In his 2003 memo, Luntz advised against using "economic arguments against environmental regulations, because environmental arguments would always win out with average Americans concerned about their health."
"If you look at the advice he (Luntz) gave to the Republicans some time ago and compare it to how the Conservatives are talking about these things, it's just cut-paste, basically," Stephen Guilbeault of Greenpeace Canada told CTV.ca.
"Since the Conservatives took office, they have consistently stressed their commitment to clean air and water, and tried to avoid discussion of cutting back environmental programmes -- although many have been eliminated," CTV.ca reported.
Over the years, Luntz's contributions to framing the political debate make for an impressive Greatest Hits package.
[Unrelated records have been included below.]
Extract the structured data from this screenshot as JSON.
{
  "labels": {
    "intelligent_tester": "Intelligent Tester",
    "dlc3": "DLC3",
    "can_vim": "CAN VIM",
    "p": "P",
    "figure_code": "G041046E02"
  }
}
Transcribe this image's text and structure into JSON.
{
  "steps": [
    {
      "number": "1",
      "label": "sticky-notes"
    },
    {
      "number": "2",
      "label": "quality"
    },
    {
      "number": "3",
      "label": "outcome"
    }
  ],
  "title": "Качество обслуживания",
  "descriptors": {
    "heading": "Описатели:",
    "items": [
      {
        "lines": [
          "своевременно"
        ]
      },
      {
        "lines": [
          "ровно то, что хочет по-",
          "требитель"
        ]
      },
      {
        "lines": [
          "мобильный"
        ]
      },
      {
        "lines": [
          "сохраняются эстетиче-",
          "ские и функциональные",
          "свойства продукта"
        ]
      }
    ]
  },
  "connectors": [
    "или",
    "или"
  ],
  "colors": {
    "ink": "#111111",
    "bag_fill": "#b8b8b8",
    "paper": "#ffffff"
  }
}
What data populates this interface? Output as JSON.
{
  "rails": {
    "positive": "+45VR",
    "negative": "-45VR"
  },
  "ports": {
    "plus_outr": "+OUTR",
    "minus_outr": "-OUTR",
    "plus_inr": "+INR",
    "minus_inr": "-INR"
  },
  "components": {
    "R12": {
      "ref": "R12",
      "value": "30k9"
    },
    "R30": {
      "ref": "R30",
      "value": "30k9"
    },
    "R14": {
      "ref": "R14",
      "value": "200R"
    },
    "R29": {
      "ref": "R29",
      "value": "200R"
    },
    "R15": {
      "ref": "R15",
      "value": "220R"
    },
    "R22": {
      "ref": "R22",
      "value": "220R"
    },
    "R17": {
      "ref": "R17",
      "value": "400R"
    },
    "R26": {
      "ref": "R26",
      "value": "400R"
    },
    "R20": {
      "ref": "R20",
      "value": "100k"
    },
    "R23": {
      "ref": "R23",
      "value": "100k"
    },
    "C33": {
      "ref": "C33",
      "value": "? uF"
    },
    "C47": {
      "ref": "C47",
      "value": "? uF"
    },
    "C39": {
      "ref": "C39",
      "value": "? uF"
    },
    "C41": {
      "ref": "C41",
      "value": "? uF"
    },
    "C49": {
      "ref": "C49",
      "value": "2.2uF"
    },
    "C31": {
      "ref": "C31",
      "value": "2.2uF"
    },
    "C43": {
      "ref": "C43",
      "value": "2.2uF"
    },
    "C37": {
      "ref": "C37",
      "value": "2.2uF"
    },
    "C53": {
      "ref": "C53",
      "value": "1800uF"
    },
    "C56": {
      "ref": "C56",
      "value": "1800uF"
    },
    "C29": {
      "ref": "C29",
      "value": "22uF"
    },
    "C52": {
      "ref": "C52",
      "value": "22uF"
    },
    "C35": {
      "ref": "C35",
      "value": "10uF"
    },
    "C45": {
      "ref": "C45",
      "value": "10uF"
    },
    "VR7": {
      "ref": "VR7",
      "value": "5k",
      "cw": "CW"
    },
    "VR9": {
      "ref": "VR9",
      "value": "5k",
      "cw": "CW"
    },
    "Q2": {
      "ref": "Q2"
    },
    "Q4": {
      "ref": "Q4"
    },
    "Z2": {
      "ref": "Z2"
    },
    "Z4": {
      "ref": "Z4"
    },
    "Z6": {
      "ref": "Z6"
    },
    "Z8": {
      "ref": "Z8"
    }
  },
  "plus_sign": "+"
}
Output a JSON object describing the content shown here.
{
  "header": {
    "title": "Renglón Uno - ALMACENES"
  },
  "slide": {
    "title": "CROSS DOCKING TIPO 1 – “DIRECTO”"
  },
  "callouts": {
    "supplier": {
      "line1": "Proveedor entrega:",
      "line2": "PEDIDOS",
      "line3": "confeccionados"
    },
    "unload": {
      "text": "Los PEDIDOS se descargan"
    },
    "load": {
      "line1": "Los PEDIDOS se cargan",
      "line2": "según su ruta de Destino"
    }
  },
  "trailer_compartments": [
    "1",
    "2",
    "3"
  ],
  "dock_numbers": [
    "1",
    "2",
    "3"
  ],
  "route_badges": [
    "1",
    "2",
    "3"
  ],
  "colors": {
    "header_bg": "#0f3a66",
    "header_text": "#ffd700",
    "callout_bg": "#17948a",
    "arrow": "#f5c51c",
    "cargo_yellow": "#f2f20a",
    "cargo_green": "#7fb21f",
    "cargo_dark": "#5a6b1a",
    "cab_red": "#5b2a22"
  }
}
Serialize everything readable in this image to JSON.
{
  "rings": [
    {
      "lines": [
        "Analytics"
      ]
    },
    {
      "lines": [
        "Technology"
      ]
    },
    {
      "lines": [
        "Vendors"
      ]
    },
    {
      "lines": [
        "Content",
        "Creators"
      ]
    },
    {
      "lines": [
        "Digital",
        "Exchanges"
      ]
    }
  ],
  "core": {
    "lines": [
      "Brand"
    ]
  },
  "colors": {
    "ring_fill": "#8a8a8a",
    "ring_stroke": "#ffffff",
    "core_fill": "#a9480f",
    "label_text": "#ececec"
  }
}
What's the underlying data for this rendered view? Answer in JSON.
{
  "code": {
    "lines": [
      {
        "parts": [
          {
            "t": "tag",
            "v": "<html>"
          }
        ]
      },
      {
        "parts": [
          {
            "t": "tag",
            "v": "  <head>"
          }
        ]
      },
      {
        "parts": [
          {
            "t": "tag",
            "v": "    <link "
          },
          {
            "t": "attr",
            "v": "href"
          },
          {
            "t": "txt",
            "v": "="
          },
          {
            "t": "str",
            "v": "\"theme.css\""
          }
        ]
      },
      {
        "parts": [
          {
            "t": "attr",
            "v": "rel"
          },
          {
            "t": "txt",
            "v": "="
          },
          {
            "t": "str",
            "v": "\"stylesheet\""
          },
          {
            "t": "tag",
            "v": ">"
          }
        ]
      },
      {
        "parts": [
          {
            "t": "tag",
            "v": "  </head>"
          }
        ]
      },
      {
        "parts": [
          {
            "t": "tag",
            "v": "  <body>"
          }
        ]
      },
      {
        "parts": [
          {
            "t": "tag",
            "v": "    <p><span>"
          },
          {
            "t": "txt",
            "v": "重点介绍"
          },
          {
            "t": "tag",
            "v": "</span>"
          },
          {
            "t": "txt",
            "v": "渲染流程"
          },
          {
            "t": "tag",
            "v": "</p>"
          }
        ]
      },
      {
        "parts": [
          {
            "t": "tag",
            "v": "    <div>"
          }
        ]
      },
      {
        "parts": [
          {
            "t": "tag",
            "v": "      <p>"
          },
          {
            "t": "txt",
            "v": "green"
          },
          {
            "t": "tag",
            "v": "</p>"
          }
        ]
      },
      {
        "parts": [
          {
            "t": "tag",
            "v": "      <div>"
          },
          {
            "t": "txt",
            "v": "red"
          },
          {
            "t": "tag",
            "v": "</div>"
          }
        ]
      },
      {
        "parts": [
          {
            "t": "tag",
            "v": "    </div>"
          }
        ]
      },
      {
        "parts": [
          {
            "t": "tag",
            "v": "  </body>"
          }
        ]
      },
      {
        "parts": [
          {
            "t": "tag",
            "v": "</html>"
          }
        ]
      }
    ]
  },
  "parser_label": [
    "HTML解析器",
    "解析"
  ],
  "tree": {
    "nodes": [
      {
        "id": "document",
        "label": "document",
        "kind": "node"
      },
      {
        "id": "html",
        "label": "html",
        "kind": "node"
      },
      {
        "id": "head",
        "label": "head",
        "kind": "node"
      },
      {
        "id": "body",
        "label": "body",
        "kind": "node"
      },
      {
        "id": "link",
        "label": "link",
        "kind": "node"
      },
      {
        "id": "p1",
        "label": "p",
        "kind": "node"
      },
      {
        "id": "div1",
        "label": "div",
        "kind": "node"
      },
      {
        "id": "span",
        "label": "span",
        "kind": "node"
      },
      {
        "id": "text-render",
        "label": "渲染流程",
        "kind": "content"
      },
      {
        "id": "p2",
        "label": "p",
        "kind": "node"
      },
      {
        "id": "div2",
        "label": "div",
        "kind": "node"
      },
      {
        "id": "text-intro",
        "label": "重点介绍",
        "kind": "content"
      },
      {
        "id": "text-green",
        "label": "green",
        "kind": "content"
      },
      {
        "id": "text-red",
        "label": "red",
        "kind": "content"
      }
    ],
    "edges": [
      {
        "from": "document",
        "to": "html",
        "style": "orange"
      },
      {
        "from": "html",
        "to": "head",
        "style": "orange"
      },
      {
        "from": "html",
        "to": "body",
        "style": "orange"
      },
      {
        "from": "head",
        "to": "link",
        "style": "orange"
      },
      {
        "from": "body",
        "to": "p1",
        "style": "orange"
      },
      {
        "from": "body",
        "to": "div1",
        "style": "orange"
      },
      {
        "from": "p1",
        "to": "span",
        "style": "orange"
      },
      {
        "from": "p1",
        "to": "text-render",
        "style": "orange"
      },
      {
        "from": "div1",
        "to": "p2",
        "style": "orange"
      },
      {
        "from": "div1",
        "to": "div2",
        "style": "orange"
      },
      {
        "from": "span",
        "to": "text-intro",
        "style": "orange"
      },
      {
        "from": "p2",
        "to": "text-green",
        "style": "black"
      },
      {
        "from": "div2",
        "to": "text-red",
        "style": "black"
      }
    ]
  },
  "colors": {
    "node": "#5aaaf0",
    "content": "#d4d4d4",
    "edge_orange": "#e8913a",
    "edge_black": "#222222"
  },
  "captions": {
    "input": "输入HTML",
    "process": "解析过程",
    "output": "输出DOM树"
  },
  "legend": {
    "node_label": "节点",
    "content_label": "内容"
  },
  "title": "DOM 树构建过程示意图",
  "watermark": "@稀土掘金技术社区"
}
Prior to the 1994 Republican "Revolution," which saw the Republican Party take over Congress for the first time in several decades, he helped then House Speaker Newt Gingrich craft the party's "Contract with America."
In 2002, Luntz wrote an extensive memo advising the Republicans to soften their linguistic approach to discussing environmental issues, and a June 2004 memo entitled "Communicating the Principles of Prevention and Protection in the War on Terror" offered Republicans sound-bites to be used in the November presidential election, that connected the war on terror to the war in Iraq.
Luntz is also an adjunct fellow at the Hudson Institute, a profoundly right-wing anti-environmental Washington-based think tank founded in 1961 to advocate for "free markets", "individual responsibility," and "the preservation of America's national security."
He has been called "a focus group guru," by the Columbus (Ohio) Dispatch and "one of the most accurate political analysts of his generation" by the London Sunday Telegraph. Time magazine named him one of "50 of America's most promising leaders aged 40 and under."
Although he has earned the reputation of a man who reads the political tea leaves and transforms that reading into a winning message, it hasn't always been smooth sailing. In 1997, he was formally reprimanded by the American Association for Public Opinion Research over questionable polling practices revolving around the Republicans' "Contract with America."
And while he is still dispensing advice to Republican members of the U.S. Congress, he and House Majority Leader John Boehner -- selected for the post after the soon-to-be-former Texas Congressman Tom DeLay resigned the position earlier this year -- aren't bosom buddies.
"Frank Luntz is the Republican Party's undisputed master of right-wing propaganda, conservative spin-meistering, political-deception, diversion, redirection and focusing the imagination of an unsuspecting audience in ways that bring about specific outcomes or foster public support for anti-environmental, anti-democratic or pro-business positions," Scott Silver, the executive director of the Oregon-based environmental group Wild Wilderness, told IPS.
While providing winning advice to the Republicans, Luntz may also succeed in further diluting the already paper-thin democratic discourse. "Luntz combined the most effective techniques of Madison Avenue with the most effective tools of the psychoanalyst's couch and figured out how to apply them for the purpose of political persuasion," Silver said.
"He elevated to a science the persuasive art of the naturally gifted politician. Through the nearly universal adoption and application of Luntz's new science, all of political discourse has become less honest, less open, less productive and more divisive."